New Delhi, July 7 (IANS) Bowing to pressure from B.S. Yeddyurappa, the Bharatiya Janata Party (BJP) has decided to replace Karnataka Chief Minister D.V. Sadananda Gowda with Rural Development Minister Jagadish Shettar though a formal announcement will only be made Sunday, said party sources.

Gowda, who was summoned to New Delhi, met senior party leaders including L.K. Advani, Sushma Swaraj, Arun Jaitley and Ananth Kumar at Advani’s residence.
He may meet party president Nitin Gadkari later Saturday or early Sunday, when an announcement on the change of state government leadership is likely to be made, said the sources.
Gadkari is expected to reach Delhi from Jabalpur late Saturday.
Gowda, who had asked the BJP central leadership not to take any decision on removing him as chief minister in haste and contending that he had put in his best to give a corruption-free government, changed his line soon after arriving in Delhi and said he would go by the party high command’s decision.
“As I have said earlier, I would abide by whatever decision the party high command would take on the leadership issue. If I am asked to quit, I will resign and if I am asked to continue, I will stay,” he told reporters.
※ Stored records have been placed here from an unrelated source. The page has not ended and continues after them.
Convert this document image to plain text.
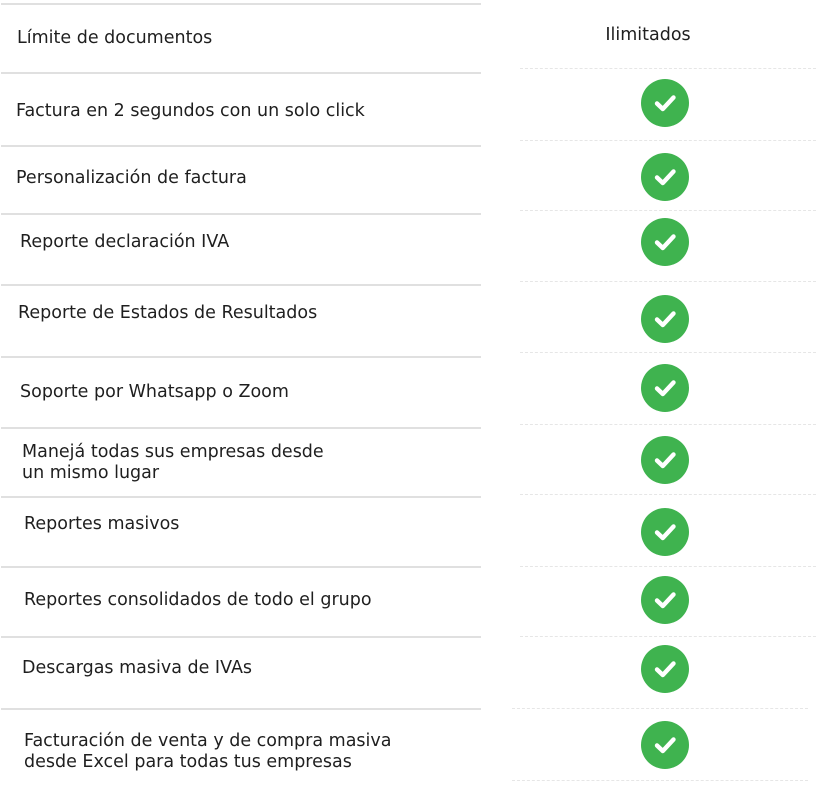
Límite de documentos	Ilimitados
Factura en 2 segundos con un solo click
Personalización de factura
Reporte declaración IVA
Reporte de Estados de Resultados
Soporte por Whatsapp o Zoom
Manejá todas sus empresas desde
un mismo lugar
Reportes masivos
Reportes consolidados de todo el grupo
Descargas masiva de IVAs
Facturación de venta y de compra masiva
desde Excel para todas tus empresas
However Gowda reiterated the party high command should not further delay the decision on the leadership issue as the uncertainty was affecting the state administration at a time when many districts across the state were reeling under drought.
“I have requested the party high command to decide on the leadership issue at the earliest as anymore delay would affect the smooth functioning of the government. As a disciplined member of the party, I will act on the advice of our leaders, whatever it may be,” he said.
Speculation over the change continued during the day after the BJP’s core committee Saturday discussed the imminent change of leadership in its Karnataka government, the second since the party came to power in 2008.
The need for a change of leadership occurred after Yeddyurappa, the party’s first chief minister in south India, put pressure on the party to replace Gowda, his successor, with Shettar.
Yeddyurappa had to quit as chief minister July last year after the state Lokayukta indicted him in a mining scandal and other corruption charges.
Gowda was Yeddyurappa’s choice then to replace him over Shettar, whose bid for the post he had opposed since both come from the same community.
But after the Karnataka High Court struck down the Lokayukta report, Yeddyurappa had stepped up efforts to get back as the chief minister, but Gowda failed to oblige him.
Last Friday, Shettar and eight other ministers submitted their resignations from the ministry, finally forcing the party’s national leaders to agree to a leadership change.